What’s this strange metal object built into the bridge? It’s an Ordnance Survey Bench Mark, and it was put there for map making. The number 1967 isn’t the year it was installed; it was built into the bridge in about 1914.
There are thousands of these bench marks in the UK, numbered in sequence on long surveying lines across the country.
The next and previous Bench marks can still be seen. No. 1966 is in the wall of the Bell Hotel in Winslow, and 1968 is on The Old Dairy, in the middle of Granborough. Last year I found another flush bracket on the bridge at Grove, on the edge of Bucks.
Flush brackets are fairly common, and I found another one at Prospect Place in Emberton. It’s in the wall of a terraced house, and the householder keeps the bracket clean and polished.
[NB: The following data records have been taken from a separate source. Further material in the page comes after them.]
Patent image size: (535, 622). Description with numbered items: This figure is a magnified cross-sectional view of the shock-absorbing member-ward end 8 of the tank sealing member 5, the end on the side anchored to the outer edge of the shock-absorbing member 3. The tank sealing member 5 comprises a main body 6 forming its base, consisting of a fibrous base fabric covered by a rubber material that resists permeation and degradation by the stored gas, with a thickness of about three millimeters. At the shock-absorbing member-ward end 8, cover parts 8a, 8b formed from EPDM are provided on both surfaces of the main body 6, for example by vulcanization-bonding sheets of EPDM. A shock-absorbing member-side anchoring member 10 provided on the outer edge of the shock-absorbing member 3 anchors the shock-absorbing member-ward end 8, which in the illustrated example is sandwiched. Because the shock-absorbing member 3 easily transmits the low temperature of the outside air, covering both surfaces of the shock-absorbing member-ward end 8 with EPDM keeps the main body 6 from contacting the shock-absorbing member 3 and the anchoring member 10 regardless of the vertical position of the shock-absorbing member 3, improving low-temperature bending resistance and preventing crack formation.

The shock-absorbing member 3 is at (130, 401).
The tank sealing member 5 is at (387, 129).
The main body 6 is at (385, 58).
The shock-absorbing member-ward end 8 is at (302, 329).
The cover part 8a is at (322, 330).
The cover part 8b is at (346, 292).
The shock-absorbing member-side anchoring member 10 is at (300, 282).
He let me photograph it and was quite knowledgeable about his local bench marks.
He thought that the sockets at the top of the flush bracket were there for the ‘bench” to hook into, so it would support the bottom of a surveyor’s levelling rod at exactly the correct height; aligned with the horizontal slot above the broad arrow, just above the middle of the bracket.
He was right; later I found a photo online that showed the bench, hooked into position on a flush bracket.
Not all bench marks are the same. Many older ones are carved into the walls of churches or other old buildings. I found one by accident carved into a milestone just South of Stony Stratford. It was put there around 1850, and the surveyor wrote: “No. 195. Mark on old milestone at North-east side of road”
This milestone probably dates from the forming of the 1740 turnpike, and the bench mark is a bit simpler than the flush bracket type; the horizontal line carved into the stone is where the bench would be located.
The broad arrow below makes sure there’s no confusion with other carved lines. You often see this sort on churches.
You might even find an OSBM bolt. They are often a hemisphere about 2 inches across, with the letters OSBM and the broad arrow stamped into them.
Many of these benchmarks are obsolete, but Fundamental Bench Marks are still very much in use. They are the primary height network for the Ordnance Survey, and are used for accurate height correction to the GPS model the OS uses.
There are just 190 in existence, and only one in North Bucks, at Great Linford in Milton Keynes. It’s between the church and the canal, and there’s an iron railing around it. Though old, it is still maintained, and there’s a sign on the plinth warning you not to interfere with it.
As old buildings are knocked down and new ones are built, bench marks disappear. But there are still plenty for you to find in the North Bucks area, now you know what to look out for. The Bench Mark Database will help you locate your local bench mark. Do let me know what you find.